SPECIAL
UP
FEATURED BASSIST-休日課長[ゲスの極み乙女。]
- Interview:Zine Hagihara
- Photo:Issei Watanabe(Live)
何をやっても滲み出てしまう部分が
私のサウンドであり
私のスタイルなのではないかと
ゲスの極み乙女。は、プレグレッシブ・ロックやヒップホップなど、多彩な音楽的要素をふんだん取り入れた多面的な音楽性を持っている。そして、5月に発表した新作『ストリーミング、CD、レコード』は、リズムの観点で言えばヒップホップやトラップといった近年の音楽の要素を取り込むことによってさらに裾野が広がった作品だ。休日課長は自身のスタイルを確率することよりも、その楽曲に適したベース・プレイを目指すストイックな職人である。バンドの深化は、彼の手腕によるところも大きいだろう。彼のベーシストとしてのあり方が今作でどのように影響したのかを聞いた。
INTERVEIW
どんなプロジェクトにせよ
曲ごとで意識が変わって
違ったアプローチになっている。
——5月1日に配信が開始された(フィジカルは6月17日に発売される)新作アルバム『ストリーミング、CD、レコード』は、前作『好きなら問わない』から2年弱の間を空けての発表となりましたが、楽曲制作はずっと続いていたんですか?

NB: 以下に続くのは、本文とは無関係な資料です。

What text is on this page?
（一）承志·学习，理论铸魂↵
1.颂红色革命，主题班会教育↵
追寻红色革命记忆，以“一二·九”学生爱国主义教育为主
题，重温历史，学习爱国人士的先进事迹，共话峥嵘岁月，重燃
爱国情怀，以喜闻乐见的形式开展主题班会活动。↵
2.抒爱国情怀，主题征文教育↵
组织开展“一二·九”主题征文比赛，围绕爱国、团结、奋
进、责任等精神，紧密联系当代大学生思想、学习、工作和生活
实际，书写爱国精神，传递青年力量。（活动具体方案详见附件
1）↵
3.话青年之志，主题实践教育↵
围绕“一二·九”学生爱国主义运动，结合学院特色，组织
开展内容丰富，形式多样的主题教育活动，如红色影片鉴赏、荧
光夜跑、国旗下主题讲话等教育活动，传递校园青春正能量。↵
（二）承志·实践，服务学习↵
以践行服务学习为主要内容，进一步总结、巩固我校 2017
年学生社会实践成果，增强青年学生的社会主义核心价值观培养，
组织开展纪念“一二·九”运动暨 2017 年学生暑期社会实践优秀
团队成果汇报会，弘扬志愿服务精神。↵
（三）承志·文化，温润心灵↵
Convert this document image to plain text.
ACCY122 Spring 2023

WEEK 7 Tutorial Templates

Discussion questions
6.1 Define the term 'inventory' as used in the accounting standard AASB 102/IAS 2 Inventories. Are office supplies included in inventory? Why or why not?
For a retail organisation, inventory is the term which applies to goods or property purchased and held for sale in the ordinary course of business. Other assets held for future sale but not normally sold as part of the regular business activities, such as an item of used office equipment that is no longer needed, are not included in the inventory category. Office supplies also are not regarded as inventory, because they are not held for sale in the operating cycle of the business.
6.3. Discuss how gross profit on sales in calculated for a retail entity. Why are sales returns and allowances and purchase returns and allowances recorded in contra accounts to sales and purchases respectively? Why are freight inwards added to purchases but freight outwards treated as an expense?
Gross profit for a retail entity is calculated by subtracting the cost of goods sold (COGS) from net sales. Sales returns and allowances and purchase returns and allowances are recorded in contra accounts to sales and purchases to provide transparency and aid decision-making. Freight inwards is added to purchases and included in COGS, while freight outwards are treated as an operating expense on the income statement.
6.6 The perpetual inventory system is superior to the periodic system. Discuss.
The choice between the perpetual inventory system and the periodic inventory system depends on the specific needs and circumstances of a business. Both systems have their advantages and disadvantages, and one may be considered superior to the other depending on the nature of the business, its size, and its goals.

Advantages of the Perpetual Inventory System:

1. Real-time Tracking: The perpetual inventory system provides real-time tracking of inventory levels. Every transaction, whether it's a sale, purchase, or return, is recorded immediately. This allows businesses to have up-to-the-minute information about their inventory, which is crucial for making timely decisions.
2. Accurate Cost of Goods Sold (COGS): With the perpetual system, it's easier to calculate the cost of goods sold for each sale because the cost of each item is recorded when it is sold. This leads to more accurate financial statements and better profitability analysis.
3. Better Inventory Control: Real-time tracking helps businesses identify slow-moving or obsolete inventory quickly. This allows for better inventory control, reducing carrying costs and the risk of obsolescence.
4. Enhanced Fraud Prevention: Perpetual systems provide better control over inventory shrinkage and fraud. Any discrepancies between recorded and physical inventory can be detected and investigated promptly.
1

はい。だから、だいぶ前に録ったものもありますね。今年の始めくらいにガツっとレコーディングした曲も多くて、「人生の針」「私以外も私」「綺麗になってシティーポップを歌おう」「哀愁感ゾンビ」「問いかけはいつもためらうためにある」「マルカ」がそうですね。
——作り上げた今の感想は?
今作も、今聴いている音楽から受けた刺激を取り入れることができたんじゃないかなと思っていて。最近のブラック・ミュージックもそうですし、いろんなバリエーションが含まれているので、音楽の幅が広がっていろんな人に刺さる作品になったんじゃないかなって思います。
——前作はホーン隊やストリングスが充実していましたし、今作は最新のブラック・ミュージック的ビートを取り入れたりしていて作品ごとにアップデートがありますが、そのなかでベースはどのよう変化しますか?
ちょっと話が逸れるかもしれませんが、今作のホーン隊、ストリングスも素晴らしかったですし、刺激も受けました。このアルバムを映画に例えるなら、大好きなシーンがたくさん。話し出すとキリがないくらい……本題のベースの話に戻りますと、アルバム単位というよりも、曲ごとにベースの立ち位置が変化していると言えるので、“今作は〜”ということはないかもしれません。それはDADARAYやichikoroといった他バンドでもそうですし、どんなプロジェクトにせよ、曲ごとで意識が変わって違ったアプローチになっている。というか、その考え方でいかないと難しいのかな。川谷(絵音/g,vo)のプロジェクトは“俺はこうなんだ!”という強い意思を持って挑むという感じではないのかなと思っています。自分で“自分はこういうスタイルだ”と決めつけずとも、何をやっても滲み出る部分が私のサウンドであり、私のスタイルなんでしょうね。
——LINEのトークBGMを川谷さんがプロデュースするドキュメンタリーがYouTubeにアップされています。ベースは課長さんが担当で、その場で生まれた川谷さんのアイディアに演奏陣が素早く対応するシーンが多々ありますね。
ゲスの極み乙女。での制作の雰囲気もあのドキュメンタリーでの様子と遠くはないですね。制作過程はその都度、微妙に異なってくるんですけど、その場の出来事に即座に反応できるようにしておくことが大事です。テクニック的なこともそうですし、いろんな音楽を聴いてインプットしておくというか。そういう日々のことが生きる現場ですね。シンプルに言えば、カッコいいのが出せるように日々吸収と試行錯誤。楽しみながら。
——川谷さんも最新の音楽に敏感ですもんね。
川谷は時代を問わずいろんな音楽を聴いているので、僕もたくさん聴くことで、彼との共通言語が増えるかなと。あとは、最近聴いているものをシェアしてもらうこともありますね。彼がInstagramのストーリーで紹介してる曲とかも聴いてますよ。とにかく、いろんな音楽を聴いてイメージを膨らませることが大事。個人的にいろいろ聴いていて今作に影響が出たなっていうのはMen I Trustのようなループ系のグルーヴで、音数は多くはないけど耳に残る感じが、ベース・フレーズに反映されているかもしれません。